Demand is about 100,000 metric tons annually.

            "It's going to take a while to develop . . . but that's what the
need is," Juliuson said.

            The cooperative, which is based in Frazee, Minn., includes
growers from North Dakota and Minnesota.

            Bread flour, tooVance Taylor, manager of the state-owned Mill
and Elevator, said Cuban buyers are interested in high-protein bread flour
as well as semolina. He hopes to sell as much as 1,000 metric tons of
product, he said.

            Cuba is a socialist country, and the Cubans are impressed by the
state mill's socialist roots, Taylor said.

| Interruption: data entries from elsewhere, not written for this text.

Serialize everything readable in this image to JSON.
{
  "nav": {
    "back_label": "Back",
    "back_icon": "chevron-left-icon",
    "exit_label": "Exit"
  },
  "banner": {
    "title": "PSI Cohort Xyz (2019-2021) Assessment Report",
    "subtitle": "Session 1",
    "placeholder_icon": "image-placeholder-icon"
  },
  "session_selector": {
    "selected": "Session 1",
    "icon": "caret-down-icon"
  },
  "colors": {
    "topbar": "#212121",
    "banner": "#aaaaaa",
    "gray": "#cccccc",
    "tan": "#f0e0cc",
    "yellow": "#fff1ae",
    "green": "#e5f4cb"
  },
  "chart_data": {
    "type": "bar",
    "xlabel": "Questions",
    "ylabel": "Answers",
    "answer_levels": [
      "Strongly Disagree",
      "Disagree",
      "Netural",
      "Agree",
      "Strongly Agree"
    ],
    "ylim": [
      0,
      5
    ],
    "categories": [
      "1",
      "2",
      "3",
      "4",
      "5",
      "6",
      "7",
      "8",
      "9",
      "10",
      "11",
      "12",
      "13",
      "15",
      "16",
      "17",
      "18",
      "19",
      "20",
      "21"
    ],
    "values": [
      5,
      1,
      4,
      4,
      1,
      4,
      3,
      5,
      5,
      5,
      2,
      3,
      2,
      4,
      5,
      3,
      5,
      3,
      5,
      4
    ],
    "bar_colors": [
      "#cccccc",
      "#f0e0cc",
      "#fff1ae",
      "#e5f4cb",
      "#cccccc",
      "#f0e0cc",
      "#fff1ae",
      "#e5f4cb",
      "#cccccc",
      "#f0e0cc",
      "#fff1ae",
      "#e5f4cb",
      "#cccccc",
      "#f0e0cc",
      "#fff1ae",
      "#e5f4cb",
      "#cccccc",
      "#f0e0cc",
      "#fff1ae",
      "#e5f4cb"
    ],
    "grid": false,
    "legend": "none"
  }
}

            "They do identify with that. We think that has got to be one of
our strong selling points as we put this deal together," Taylor said. "We're
unique in that way."

            The North Dakota Farm Bureau helped organize the trip. Last
July, the Farm Bureau also organized a separate trade mission to Cuba, which
was led by Gov. John Hoeven.

            Agriculture Commissioner Roger Johnson said the July mission and
work by Sen. Byron Dorgan, D-N.D., in advocating more U.S. trade with Cuba
has given the North Dakota delegation an advantage at the trade show.

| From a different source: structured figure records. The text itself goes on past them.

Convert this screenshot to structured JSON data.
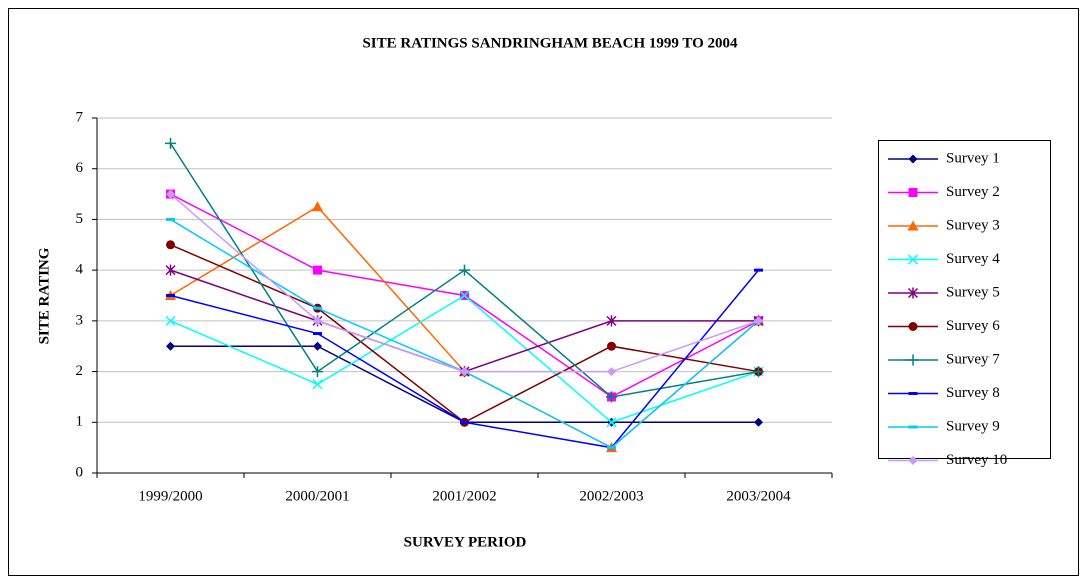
{
  "chart_data": {
    "type": "line",
    "title": "SITE RATINGS SANDRINGHAM BEACH 1999 TO 2004",
    "x_label": "SURVEY PERIOD",
    "y_label": "SITE RATING",
    "categories": [
      "1999/2000",
      "2000/2001",
      "2001/2002",
      "2002/2003",
      "2003/2004"
    ],
    "ylim": [
      0,
      7
    ],
    "yticks": [
      0,
      1,
      2,
      3,
      4,
      5,
      6,
      7
    ],
    "grid": true,
    "legend": "right",
    "series": [
      {
        "name": "Survey 1",
        "color": "#000080",
        "marker": "diamond",
        "values": [
          2.5,
          2.5,
          1,
          1,
          1
        ]
      },
      {
        "name": "Survey 2",
        "color": "#FF00FF",
        "marker": "square",
        "values": [
          5.5,
          4,
          3.5,
          1.5,
          3
        ]
      },
      {
        "name": "Survey 3",
        "color": "#FF6600",
        "marker": "triangle",
        "values": [
          3.5,
          5.25,
          2,
          0.5,
          3
        ]
      },
      {
        "name": "Survey 4",
        "color": "#00FFFF",
        "marker": "x",
        "values": [
          3,
          1.75,
          3.5,
          1,
          2
        ]
      },
      {
        "name": "Survey 5",
        "color": "#800080",
        "marker": "star",
        "values": [
          4,
          3,
          2,
          3,
          3
        ]
      },
      {
        "name": "Survey 6",
        "color": "#800000",
        "marker": "circle",
        "values": [
          4.5,
          3.25,
          1,
          2.5,
          2
        ]
      },
      {
        "name": "Survey 7",
        "color": "#008080",
        "marker": "plus",
        "values": [
          6.5,
          2,
          4,
          1.5,
          2
        ]
      },
      {
        "name": "Survey 8",
        "color": "#0000FF",
        "marker": "dash",
        "values": [
          3.5,
          2.75,
          1,
          0.5,
          4
        ]
      },
      {
        "name": "Survey 9",
        "color": "#00CCFF",
        "marker": "dash",
        "values": [
          5,
          3.25,
          2,
          0.5,
          3
        ]
      },
      {
        "name": "Survey 10",
        "color": "#CC99FF",
        "marker": "diamond",
        "values": [
          5.5,
          3,
          2,
          2,
          3
        ]
      }
    ]
  }
}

            "It's a unique mixture . . . from the Cubans' perspective of
buying products, but at the same time being very attuned to the political
ramifications," Johnson said. "Every one of them knows Sen. Dorgan, and they
love him because of the work that he's done in advocating to open this
market up."

            Most U.S. trade with Cuba is prohibited, although sales of food
and medicine are allowed. American banks and the federal government are not
allowed to finance any sales to Cuba, which effectively means the Cuban
government must pay cash for its purchases.

            Dorgan wants to lift U.S. trade restrictions with Cuba, while
President Bush wants to retain them as long as Castro does not allow free

            "Obviously, they want the embargo fully removed," Johnson said
about the Cubans. "From many different angles, they're coming at us with
different reasons . . . why our federal government policy isn't a sensible
one, and it isn't being fair to Cuba."